Le texte des deux premières pages est entre crochets comme pour souligner le peu d'importance de ce petit village sans grande distinction, si ce n'est l'absence d'une église, d'un pasteur et d'un cimetière.
Et ce procédé se répète comme un coup de projecteur, d'une personne extérieure, pour mettre en lumière un ou une habitante de ce village « sans importance ». C'est diabolique ! J'ai aimé imaginer qu'il s'agissait d'un troll farceur.
Et comme souvent chez l'auteur, aux détours de, une réflexion d'une poésie dont
Jón Kalman Stefánsson a le secret.
« C'est agréable de promener son regard sur le fjord bien qu'il n'ait jamais été très poissonneux. Au printemps, il attire les oiseaux des tourbières joyeux et optimistes, ses rives regorgent de toutes sortes de coquillages, au loin, des milliers d'îles et d'écueils surgissent de l'eau comme une denture aléatoire-et le soir, le soleil répand son sang à la surface de l'océan, alors, nous méditons sur la mort. »
Le lecteur ne cherche pas à savoir ce qui va suivre, il est là face à ces mots et suis le courant inexorablement et délicieusement d'une plongée dans ce petit village pas si « ordinaire » que cela.

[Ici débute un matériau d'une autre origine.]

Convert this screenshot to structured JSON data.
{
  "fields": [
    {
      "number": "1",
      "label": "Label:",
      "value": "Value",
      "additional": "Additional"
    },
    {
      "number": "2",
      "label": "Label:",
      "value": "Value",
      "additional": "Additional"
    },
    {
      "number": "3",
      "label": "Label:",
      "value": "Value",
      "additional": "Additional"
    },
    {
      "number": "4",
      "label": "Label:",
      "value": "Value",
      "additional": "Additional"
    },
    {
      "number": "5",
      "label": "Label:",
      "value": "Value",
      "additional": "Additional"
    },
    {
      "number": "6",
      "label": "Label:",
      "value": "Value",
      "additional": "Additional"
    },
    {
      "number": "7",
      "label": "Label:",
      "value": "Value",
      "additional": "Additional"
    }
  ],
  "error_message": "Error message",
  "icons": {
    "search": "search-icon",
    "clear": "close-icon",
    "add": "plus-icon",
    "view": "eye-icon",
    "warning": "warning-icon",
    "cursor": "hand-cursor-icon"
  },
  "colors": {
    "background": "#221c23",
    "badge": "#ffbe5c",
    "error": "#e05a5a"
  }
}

L'auteur nous croque une galerie de portraits d'une poignée de villageois avec leurs joies, leurs peines, leurs drames et même leurs fantômes.
Le tout avec un halo de poésie.
« […] Davíð est naturellement le fils de l'Astronome, nettement plus petit que Kjartan, maigre comme un clou même s'il commence à avoir un petit bedon, comme s'il avait avalé un chapeau melon par mégarde […] »
Le lecteur se sent Islandais jusque dans la moelle des os. Il est au coeur de ces gens simples où finalement le meilleur des sujets à aborder et à approfondir est la vie.
Une vie qui se transforme lors de ces nuits longues et froides. La tension sexuelle à son apogée entre Kjardan et Kristin. La femme de Kjardan va régler le problème à sa façon.
Nos vies ne sont-elles pas faites de traces et de silences qui doivent rester silence. Et notre corps cet instrument unique de notre vie, de nos vies…
L'auteur nous démontre que dans ces vies de rien il se passe une immensité de choses.
C'est aussi un livre qui fait l'éloge de la lenteur.
Je ne sais si ce livre m'aura permis de percer le mystère de la vie, mais il m'a plongée dans une contrée celle d'une parenthèse, une réflexion sur la vie que l'on s'octroie, que l'on arrache au quotidien pour prendre du recul. Une lecture hors du temps mais en soi, que l'on étire afin de rester dans cet univers lumineux.
Comme l'auteur, chaque matin je me dis :
« Qu'il est bon de se réveiller tôt au village ! Ceux qui habitent près de la mer contemplent sa surface qui ondule en permanence depuis la fenêtre de leur salon, ils peuvent rester dans la véranda, leur tasse de café à la main, pieds nus, écouter les bavardages rauque de l'eider, les interventions criardes du goéland, le couvercle gris perle du ciel est immobile en l'absence de vent, la mer oscille à peine, seules quelques vaguelettes submergent par moment les rochers qui remontent presque aussitôt à la surface pour respire. Il est inutile de penser, on se contente d'exister, d'écouter, d'accueillir le réel et les sons matinaux, de pareils instants réduisent en poussière les grandes puissances de ce monde. »
Répondez à cette invitation :
« Venez donc vous ressourcer dans un lieu où il n'arrive jamais rien, où rien ne bouge en dehors de la mer, des nuages et de quelques chats domestiques. »
Et ne pas oublier que la possibilité de lire ce livre nous est offerte par
Eric Boury et sa magnifique traduction.
©Chantal Lafon-Litteratum Amor 16 novembre 2020.